6. English Shared Task
This year, a major extension for the Authority Finding task is running over English data in addition
to Arabic. As English is a globally dominant language, this attracted more researchers, developers,
and participants, thereby increasing the task’s visibility and impact. In this section, we present our
dataset construction approach (Section 6.1), participating systems (Section 6.2), and evaluation results
(Section 6.3) of the English Shared Task.

6.1. Dataset
To construct the English dataset, we translated the Arabic dataset (refer to Section 5.1).
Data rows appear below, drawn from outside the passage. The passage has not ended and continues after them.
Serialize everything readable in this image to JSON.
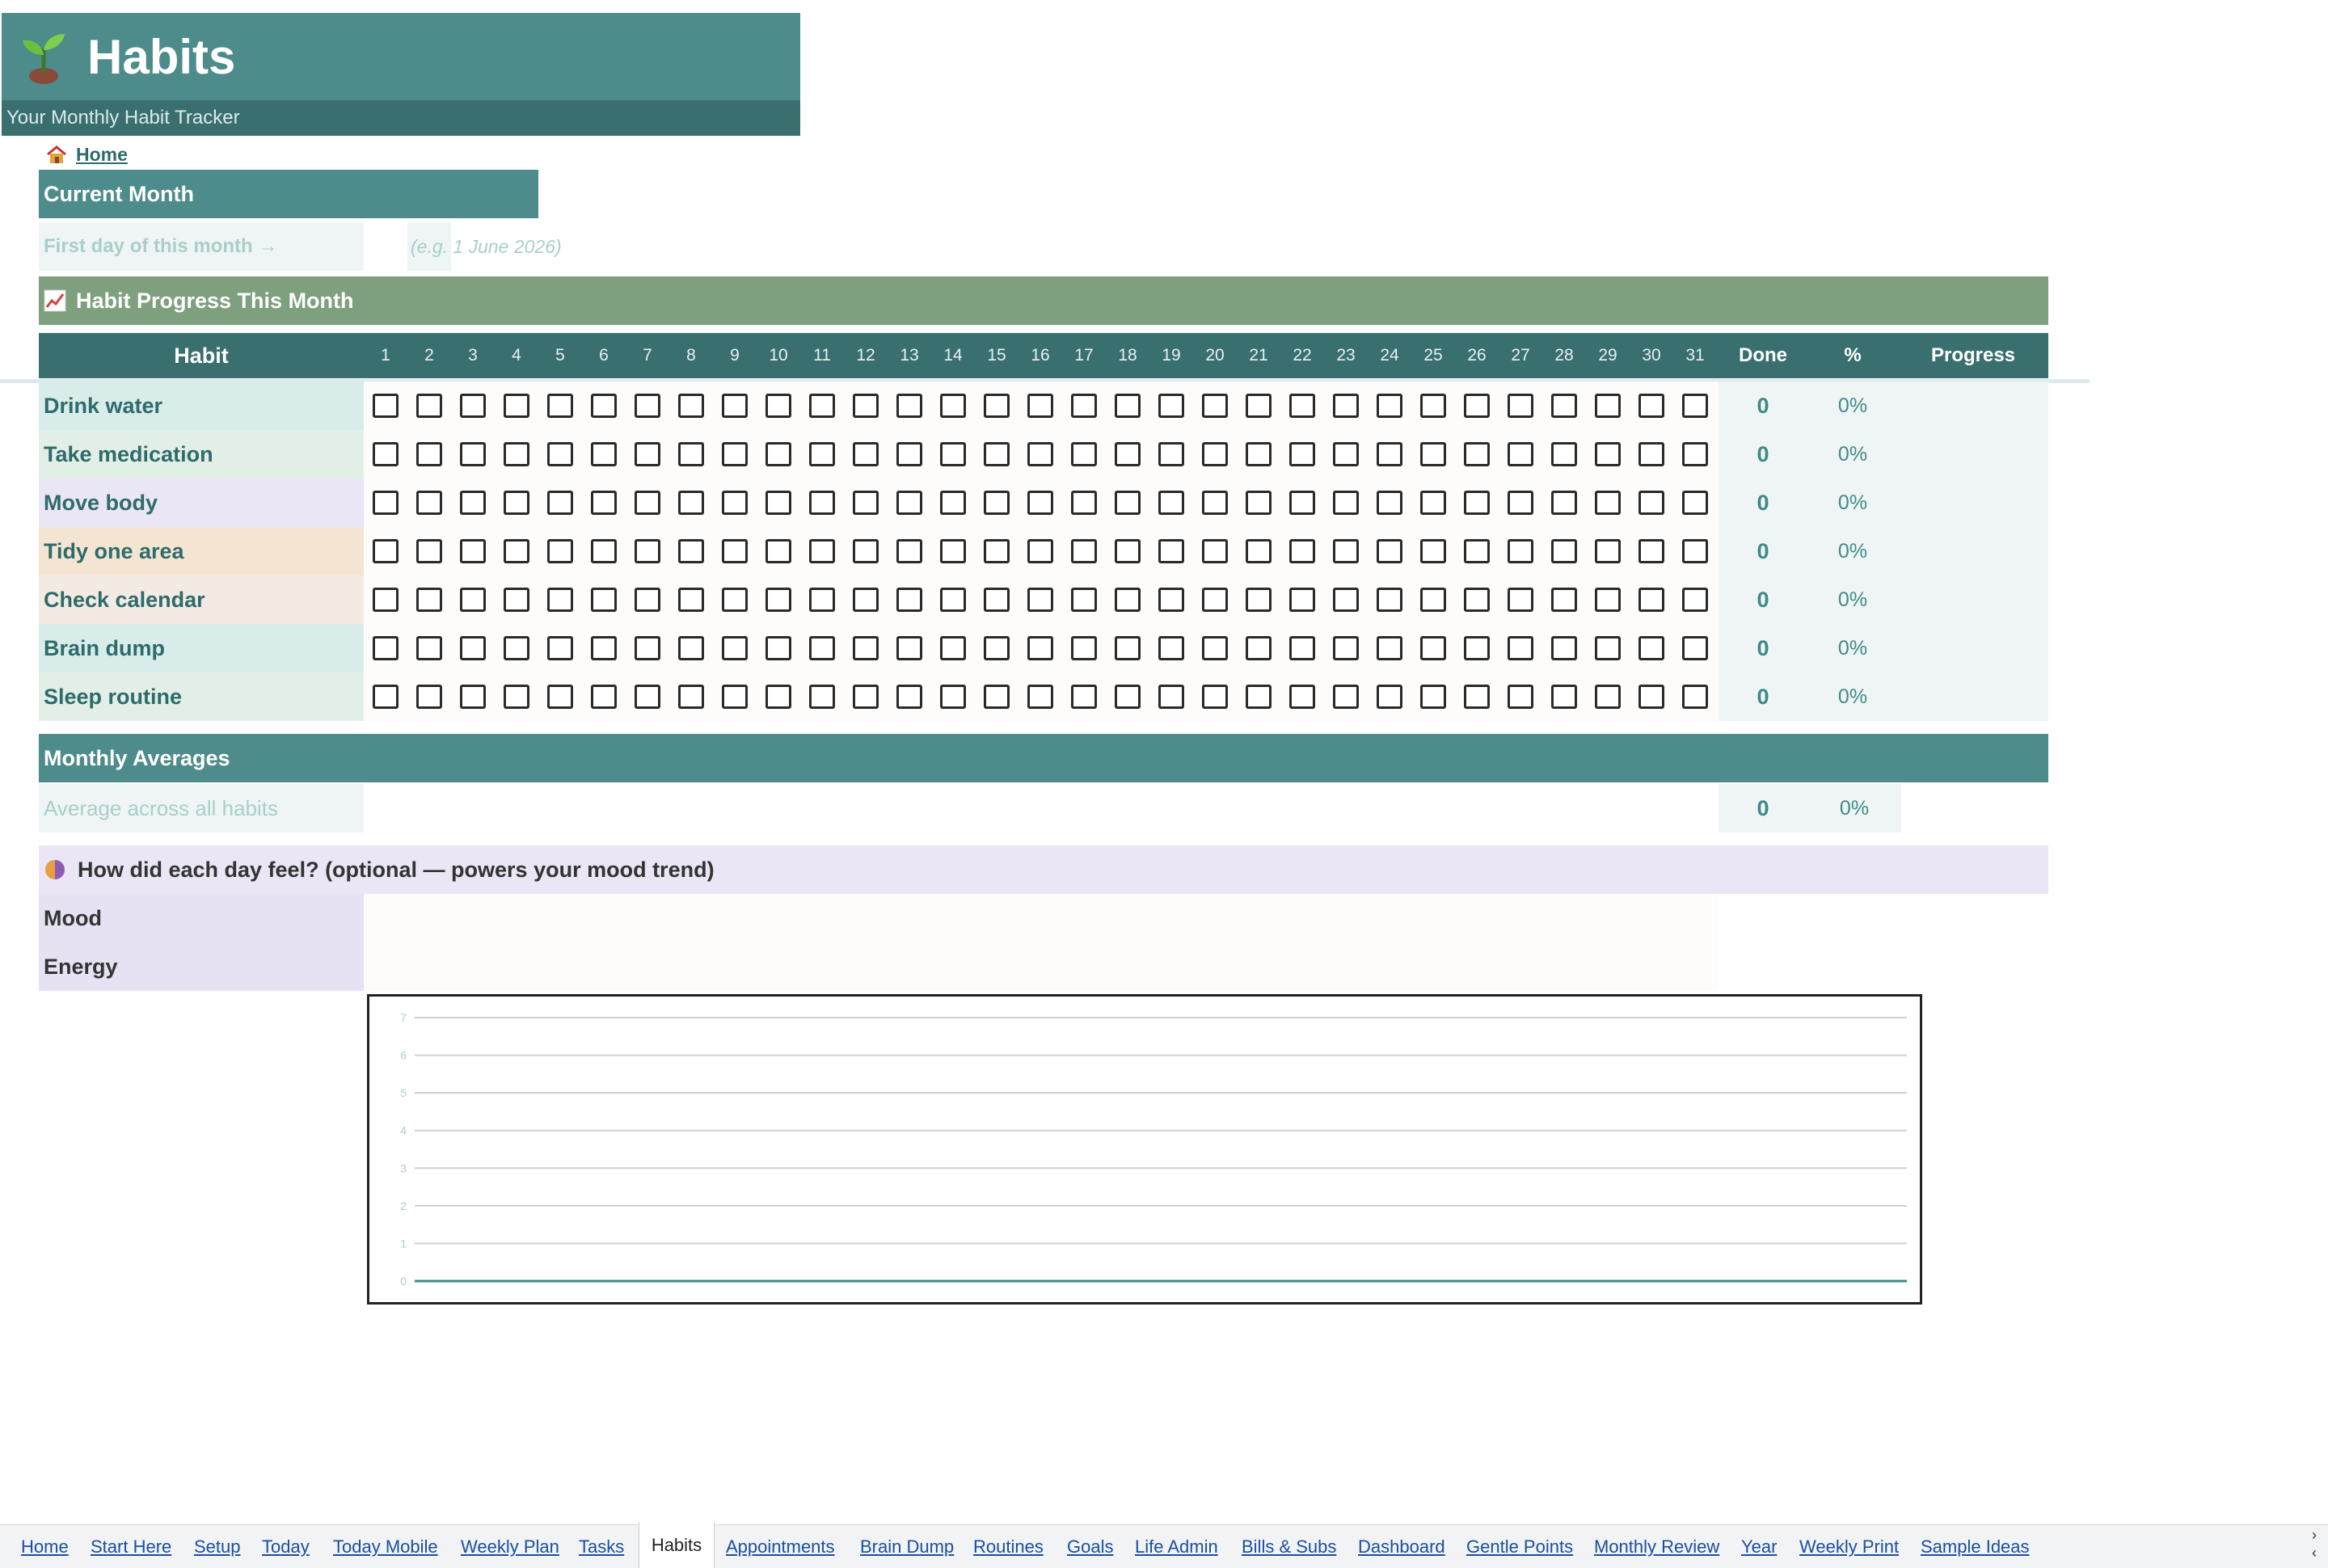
{
  "header": {
    "title": "Habits",
    "subtitle": "Your Monthly Habit Tracker",
    "icon": "sprout-icon"
  },
  "nav": {
    "home_label": "Home",
    "home_icon": "house-icon"
  },
  "current_month": {
    "section_title": "Current Month",
    "first_day_label": "First day of this month →",
    "first_day_value": "",
    "first_day_hint": "(e.g. 1 June 2026)"
  },
  "progress": {
    "section_title": "Habit Progress This Month",
    "section_icon": "chart-increasing-icon",
    "columns": {
      "habit": "Habit",
      "days": [
        "1",
        "2",
        "3",
        "4",
        "5",
        "6",
        "7",
        "8",
        "9",
        "10",
        "11",
        "12",
        "13",
        "14",
        "15",
        "16",
        "17",
        "18",
        "19",
        "20",
        "21",
        "22",
        "23",
        "24",
        "25",
        "26",
        "27",
        "28",
        "29",
        "30",
        "31"
      ],
      "done": "Done",
      "pct": "%",
      "progress": "Progress"
    },
    "habits": [
      {
        "name": "Drink water",
        "done": "0",
        "pct": "0%",
        "color": "#d8ecea",
        "checked": []
      },
      {
        "name": "Take medication",
        "done": "0",
        "pct": "0%",
        "color": "#e2efe6",
        "checked": []
      },
      {
        "name": "Move body",
        "done": "0",
        "pct": "0%",
        "color": "#ebe6f5",
        "checked": []
      },
      {
        "name": "Tidy one area",
        "done": "0",
        "pct": "0%",
        "color": "#f4e5d2",
        "checked": []
      },
      {
        "name": "Check calendar",
        "done": "0",
        "pct": "0%",
        "color": "#f3ebe3",
        "checked": []
      },
      {
        "name": "Brain dump",
        "done": "0",
        "pct": "0%",
        "color": "#d8ecea",
        "checked": []
      },
      {
        "name": "Sleep routine",
        "done": "0",
        "pct": "0%",
        "color": "#e2efe6",
        "checked": []
      }
    ]
  },
  "averages": {
    "section_title": "Monthly Averages",
    "label": "Average across all habits",
    "done": "0",
    "pct": "0%"
  },
  "mood": {
    "section_title": "How did each day feel? (optional — powers your mood trend)",
    "section_icon": "mood-circle-icon",
    "rows": [
      "Mood",
      "Energy"
    ]
  },
  "chart_data": {
    "type": "line",
    "title": "",
    "xlabel": "",
    "ylabel": "",
    "ylim": [
      0,
      7
    ],
    "yticks": [
      "0",
      "1",
      "2",
      "3",
      "4",
      "5",
      "6",
      "7"
    ],
    "series": [
      {
        "values": [
          0,
          0
        ]
      }
    ],
    "grid": true,
    "colors": {
      "line": "#3f8a88",
      "tick": "#a8cfcc",
      "grid": "#cfcfcf"
    }
  },
  "tabs": {
    "active": "Habits",
    "items": [
      "Home",
      "Start Here",
      "Setup",
      "Today",
      "Today Mobile",
      "Weekly Plan",
      "Tasks",
      "Habits",
      "Appointments",
      "Brain Dump",
      "Routines",
      "Goals",
      "Life Admin",
      "Bills & Subs",
      "Dashboard",
      "Gentle Points",
      "Monthly Review",
      "Year",
      "Weekly Print",
      "Sample Ideas"
    ]
  },
  "theme": {
    "teal": "#4d8c8a",
    "teal_dark": "#39706f",
    "sage": "#7ea07e",
    "lavender": "#eae6f5"
  }
}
The rationale
behind this approach is that topics and issues concerning the Arab region are frequently discussed in
English, especially by Arab users who communicate in English on Twitter. Additionally, international
journalists who do not speak Arabic are interested in ongoing discussions in the region. Therefore,
translations help us capture representative rumors that can be discussed within English content on
Twitter while also reducing the annotation effort. We have followed a two stage process of automatic
translation and manual validation that we discuss in the following.

Automatic translation We automatically translated the entire Arabic dataset using Googletrans
library.7 We translated all 160 rumor tweets, and their associated authority tweets.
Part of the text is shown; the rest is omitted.